Lately I have been researching a new term that was unfamiliar to me: the “value equation” of healthcare. The equation is the brainchild of Harvard Business School’s Michael Porter and is used by University of Utah Health Sciences to control its costs and improve the quality of care that it delivers. The equation is a composite that gives a score of healthcare value by adding together healthcare quality plus patient satisfaction divided by the cost.
Finally, business owners have a matrix that could be incorporated into requests for proposals from healthcare providers for their companies’ healthcare services. Other provisions that should be included in the proposal are bundled pricing — like a fixed price for a hip replacement — and a guarantee of access requirement.
Another option for employees’ healthcare needs is for business owners to hire their own doctors and build their own hospitals. Alphabet, the holding company that owns Google, hired Dr. Vivien Lee, former head of the University of Utah Health Sciences, as president of its Health Platforms department. If industry does not want to own a hospital, the least it can do is start its own primary care clinics.

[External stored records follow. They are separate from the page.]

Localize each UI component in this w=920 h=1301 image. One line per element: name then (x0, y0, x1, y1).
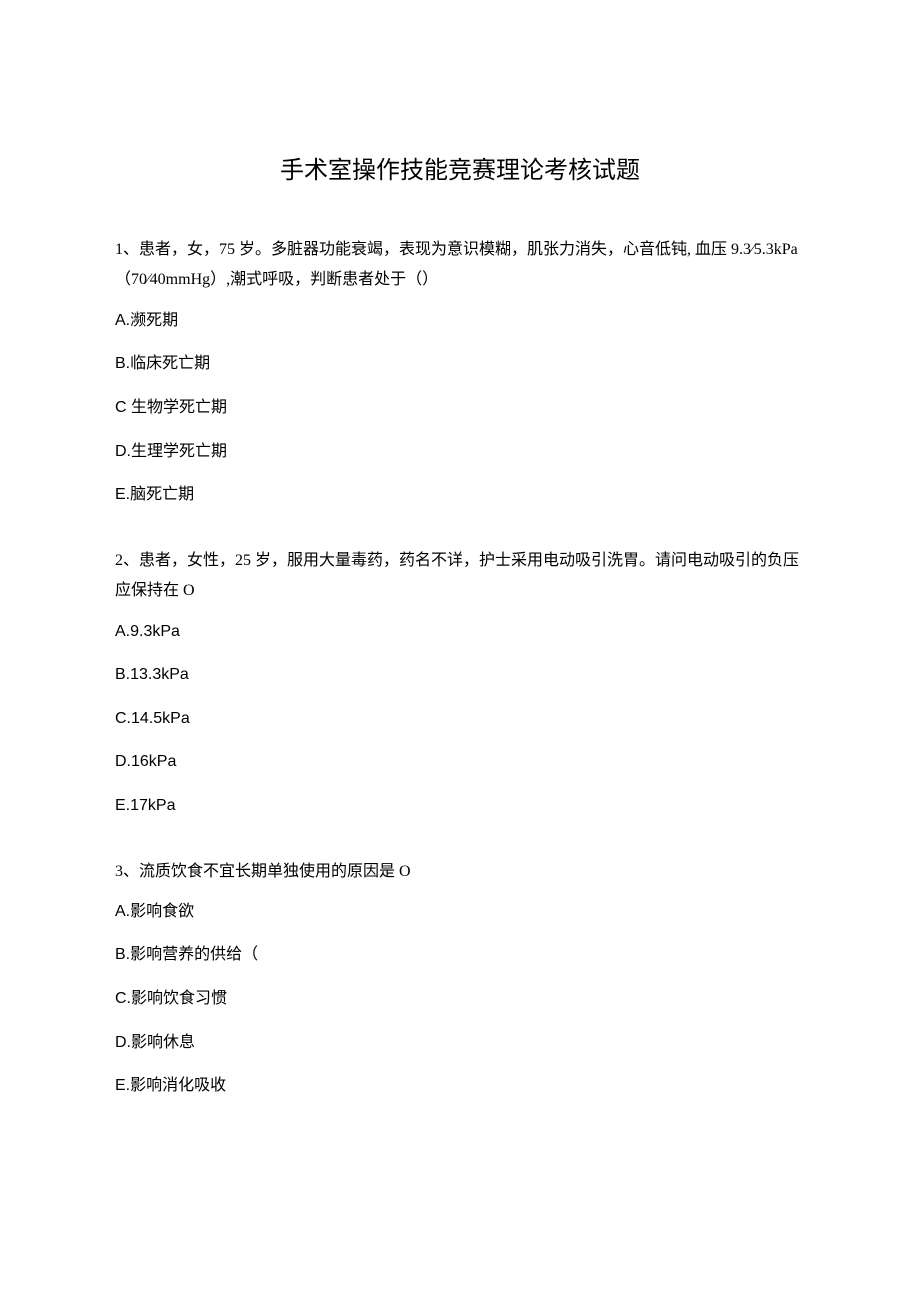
option-e: E.脑死亡期 (115, 482, 805, 508)
question-block-2: 2、患者，女性，25 岁，服用大量毒药，药名不详，护士采用电动吸引洗胃。请问电动… (115, 546, 805, 819)
question-content: 患者，女性，25 岁，服用大量毒药，药名不详，护士采用电动吸引洗胃。请问电动吸引… (115, 552, 799, 599)
option-a: A.影响食欲 (115, 899, 805, 925)
option-c: C.影响饮食习惯 (115, 986, 805, 1012)
option-c: C.14.5kPa (115, 706, 805, 732)
option-d: D.16kPa (115, 749, 805, 775)
question-content: 患者，女，75 岁。多脏器功能衰竭，表现为意识模糊，肌张力消失，心音低钝, 血压… (115, 241, 798, 288)
option-e: E.17kPa (115, 793, 805, 819)
document-title: 手术室操作技能竞赛理论考核试题 (115, 150, 805, 185)
question-text: 1、患者，女，75 岁。多脏器功能衰竭，表现为意识模糊，肌张力消失，心音低钝, … (115, 235, 805, 296)
question-text: 2、患者，女性，25 岁，服用大量毒药，药名不详，护士采用电动吸引洗胃。请问电动… (115, 546, 805, 607)
question-number: 1、 (115, 241, 139, 258)
question-content: 流质饮食不宜长期单独使用的原因是 O (139, 863, 411, 880)
option-a: A.濒死期 (115, 308, 805, 334)
question-number: 3、 (115, 863, 139, 880)
question-number: 2、 (115, 552, 139, 569)
question-text: 3、流质饮食不宜长期单独使用的原因是 O (115, 857, 805, 887)
option-e: E.影响消化吸收 (115, 1073, 805, 1099)
option-a: A.9.3kPa (115, 619, 805, 645)
question-block-1: 1、患者，女，75 岁。多脏器功能衰竭，表现为意识模糊，肌张力消失，心音低钝, … (115, 235, 805, 508)
option-b: B.影响营养的供给（ (115, 942, 805, 968)
option-d: D.影响休息 (115, 1030, 805, 1056)
option-c: C 生物学死亡期 (115, 395, 805, 421)
option-b: B.临床死亡期 (115, 351, 805, 377)
option-b: B.13.3kPa (115, 662, 805, 688)
option-d: D.生理学死亡期 (115, 439, 805, 465)
question-block-3: 3、流质饮食不宜长期单独使用的原因是 O A.影响食欲 B.影响营养的供给（ C… (115, 857, 805, 1099)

When I was negotiating on behalf of Utah’s small businesses with University of Utah Health Sciences, one of the first concerns they brought up was who was going to pay for the insurance. Regrettably, I said small business would. Healthcare insurance is a real bag of worms. There are two types of insurance — normal, every-day insurance and reinsurance. I had a devil of a time trying the get a handle on these costs and eventually decided that the best answer to small-business insurance needs was to eliminate everyday insurance, get the healthcare provider to cover it, and for small business to only pay for the reinsurance.
Under the new plan I am proposing, healthcare providers and businesses wouldn’t have to deal with insurance at all. This would be a boon to healthcare providers and is heck of a way for businesses to increase their productivity and improve their bottom lines. Obviously, this would lower our nation’s healthcare costs significantly.
It baffles me that business owners do not take charge of their healthcare costs and aggressively put pressure on the healthcare industry to lower costs, improve quality of care and improve access to medical providers.
But when I was trying to get small business to man the barricades to accomplish the above, all I got was blank stares. But small businesses aren’t the main culprit. Big business is by far the largest provider of healthcare in the country.
Employers-sponsored health plans are a wonderful way for businesses to guarantee high-quality healthcare for 49 percent of America’s population.
Robert Pembroke is the former chairman and CEO of Pembroke’s Inc. in Salt Lake City.